Dans un brillant essai consacré à une période cinématographique très chargée, Mathieu Capel met les points sur les i.
Fin connaisseur du cinéma japonais et désireux d’offrir aux lecteurs francophones un ouvrage qui dépoussière la manière de présenter le 7è art nippon, Mathieu Capel a réussi son pari avec son Evasion du Japon : cinéma japonais des années 1960 (éd. Les Prairies ordinaires). Non seulement il revisite avec force et clarté cette importante période sur la plan cinématographique, mais il donne de nombreuses clés pour saisir les transformations sociales dans l’archipel et le contexte. Grâce à ce remarquable travail, on découvre que ce qu’on a baptisé la nouvelle vague japonaise, en référence à celle qui prévalait en France, ne résumait pas au simple désir d’en finir avec le cinéma de papa, c’est-à-dire de remettre en cause le système des studios. “Aussi faut-il retenir tout jugement qui décrirait trop rapidement les “enfants terribles” de la nouvelle génération comme iconoclastes ou parricides. Et à contre-pied des anathèmes, interroger les raisons qui les conduisent à se désolidariser de figures [les cinéastes d’avant] si importantes”, écrit Mathieu Capel. Les cinéastes qui tentaient alors d’exister cherchaient avant tout à proposer un autre regard sur la société en lui substituant un nouveau modèle. Cette lecture du cinéma japonais des années 1960 nous permet de revoir de nombreux films avec une approche différente et bien plus intéressante que le simple parti pris esthétique imposé par la plupart des critiques. Dès lors, on comprend mieux le titre de son ouvrage Evasion du Japon, lui-même inspiré par le film éponyme de Yoshida Kijû, grande figure du cinéma de l’époque. Nous avons rencontré Mathieu Capel. Il est revenu sur son parcours qui l’a conduit à écrire ce livre qui marque un tournant dans les études cinématographiques consacrées au Japon.
Qu’est-ce qui vous a conduit vers le cinéma japonais ?

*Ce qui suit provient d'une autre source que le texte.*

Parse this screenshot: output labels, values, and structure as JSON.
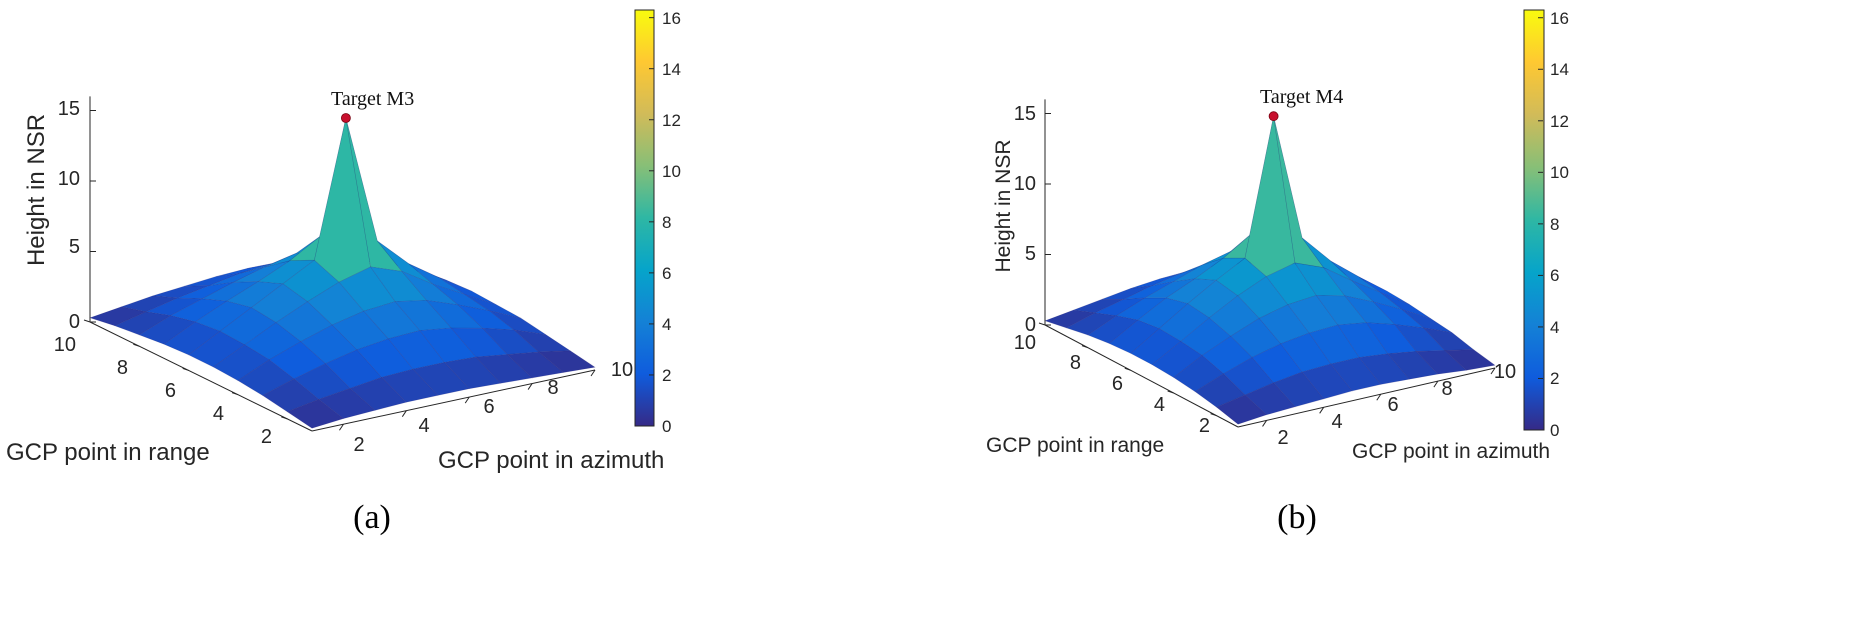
{
  "colors": {
    "parula": [
      "#352a87",
      "#0f5cdd",
      "#1481d6",
      "#06a4ca",
      "#2eb7a4",
      "#87bf77",
      "#d1bb59",
      "#fec832",
      "#f9fb0e"
    ],
    "marker": "#c8102e",
    "axis": "#262626"
  },
  "chart_data": [
    {
      "type": "surface",
      "panel_label": "(a)",
      "target_label": "Target M3",
      "xlabel": "GCP point in azimuth",
      "ylabel": "GCP point in range",
      "zlabel": "Height in NSR",
      "x_ticks": [
        2,
        4,
        6,
        8,
        10
      ],
      "y_ticks": [
        2,
        4,
        6,
        8,
        10
      ],
      "z_ticks": [
        0,
        5,
        10,
        15
      ],
      "xlim": [
        1,
        10
      ],
      "ylim": [
        1,
        10
      ],
      "zlim": [
        0,
        16
      ],
      "colorbar_ticks": [
        0,
        2,
        4,
        6,
        8,
        10,
        12,
        14,
        16
      ],
      "clim": [
        0,
        16.3
      ],
      "peak": {
        "x": 6,
        "y": 6,
        "z": 15.5
      },
      "z": [
        [
          0.2,
          0.4,
          0.5,
          0.6,
          0.6,
          0.6,
          0.5,
          0.4,
          0.3,
          0.2
        ],
        [
          0.5,
          0.9,
          1.2,
          1.5,
          1.6,
          1.6,
          1.5,
          1.2,
          0.9,
          0.5
        ],
        [
          0.8,
          1.5,
          2.1,
          2.6,
          2.9,
          3.0,
          2.7,
          2.2,
          1.6,
          0.8
        ],
        [
          1.0,
          2.0,
          2.8,
          3.5,
          4.0,
          4.2,
          3.8,
          3.0,
          2.1,
          1.1
        ],
        [
          1.1,
          2.2,
          3.3,
          4.3,
          5.2,
          5.8,
          5.0,
          3.6,
          2.4,
          1.2
        ],
        [
          1.1,
          2.3,
          3.5,
          4.7,
          5.9,
          15.5,
          6.3,
          4.2,
          2.7,
          1.3
        ],
        [
          1.0,
          2.1,
          3.1,
          4.0,
          5.0,
          6.3,
          5.5,
          3.9,
          2.5,
          1.2
        ],
        [
          0.8,
          1.7,
          2.4,
          3.1,
          3.7,
          4.2,
          3.8,
          2.9,
          2.0,
          0.9
        ],
        [
          0.6,
          1.1,
          1.6,
          2.0,
          2.4,
          2.6,
          2.4,
          1.9,
          1.3,
          0.6
        ],
        [
          0.3,
          0.6,
          0.9,
          1.1,
          1.3,
          1.4,
          1.3,
          1.0,
          0.7,
          0.3
        ]
      ]
    },
    {
      "type": "surface",
      "panel_label": "(b)",
      "target_label": "Target M4",
      "xlabel": "GCP point in azimuth",
      "ylabel": "GCP point in range",
      "zlabel": "Height in NSR",
      "x_ticks": [
        2,
        4,
        6,
        8,
        10
      ],
      "y_ticks": [
        2,
        4,
        6,
        8,
        10
      ],
      "z_ticks": [
        0,
        5,
        10,
        15
      ],
      "xlim": [
        1,
        10
      ],
      "ylim": [
        1,
        10
      ],
      "zlim": [
        0,
        16
      ],
      "colorbar_ticks": [
        0,
        2,
        4,
        6,
        8,
        10,
        12,
        14,
        16
      ],
      "clim": [
        0,
        16.3
      ],
      "peak": {
        "x": 6,
        "y": 6,
        "z": 15.7
      },
      "z": [
        [
          0.2,
          0.4,
          0.5,
          0.6,
          0.7,
          0.7,
          0.6,
          0.5,
          0.3,
          0.2
        ],
        [
          0.6,
          1.0,
          1.4,
          1.7,
          1.8,
          1.8,
          1.6,
          1.3,
          0.9,
          0.5
        ],
        [
          0.9,
          1.7,
          2.4,
          2.9,
          3.2,
          3.3,
          3.0,
          2.4,
          1.7,
          0.9
        ],
        [
          1.1,
          2.2,
          3.1,
          3.9,
          4.4,
          4.6,
          4.1,
          3.2,
          2.2,
          1.1
        ],
        [
          1.2,
          2.4,
          3.6,
          4.7,
          5.6,
          6.1,
          5.3,
          3.9,
          2.6,
          1.3
        ],
        [
          1.2,
          2.5,
          3.8,
          5.0,
          6.1,
          15.7,
          6.6,
          4.5,
          2.9,
          1.4
        ],
        [
          1.1,
          2.3,
          3.4,
          4.3,
          5.3,
          6.6,
          5.8,
          4.1,
          2.7,
          1.3
        ],
        [
          0.9,
          1.8,
          2.6,
          3.3,
          4.0,
          4.5,
          4.0,
          3.1,
          2.1,
          1.0
        ],
        [
          0.6,
          1.2,
          1.7,
          2.2,
          2.6,
          2.8,
          2.6,
          2.0,
          1.4,
          0.7
        ],
        [
          0.3,
          0.6,
          0.9,
          1.2,
          1.4,
          1.5,
          1.4,
          1.1,
          0.7,
          0.4
        ]
      ]
    }
  ]
}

Mathieu Capel : C’est la découverte des films de Yoshida Kijû lors d’une rétrospective organisée à La Rochelle en 1997, je crois. Je travaillais alors sur Pasolini. Le cinéma japonais ne m’était pas étranger. J’avais vu en salles des films de Kurosawa Akira, Kobayashi Masaki ou encore Kitano Takeshi. Il y avait un terrain sensible sans doute, mais ce sont les œuvres de Yoshida qui ont servi de déclencheur. J’étais aussi à un moment charnière dans mon parcours professionnel et cette rencontre est finalement tombée à un moment propice. Il y a comme une espèce de syndrome de Stendhal avec sans doute une date que l’on peut retrouver au jour près.
Vous parliez déjà japonais ?
M. C. : Pas du tout. J’ai mis assez longtemps à m’y mettre. Comme j’étais dans un champ disciplinaire assez particulier, celui des études cinématographiques, on se dit souvent que l’on peut travailler sur des films sans en connaître forcément la langue puisqu’il existe de nombreuses œuvres disponibles en version sous-titrée. C’était le cas pour de nombreux cinéastes japonais comme Ozu Yasujirô ou Kurosawa Akira. Mais pas pour Yoshida. J’ai tout de même travaillé dessus pendant trois ou quatre ans sans parler un traître mot de japonais jusqu’au moment où je me suis dit que je n’arriverai à rien sans connaître cette langue. Ça a été assez tardif, mais je l’ai fait. C’est en travaillant sur ma thèse que je me suis lancé dans l’étude de la langue.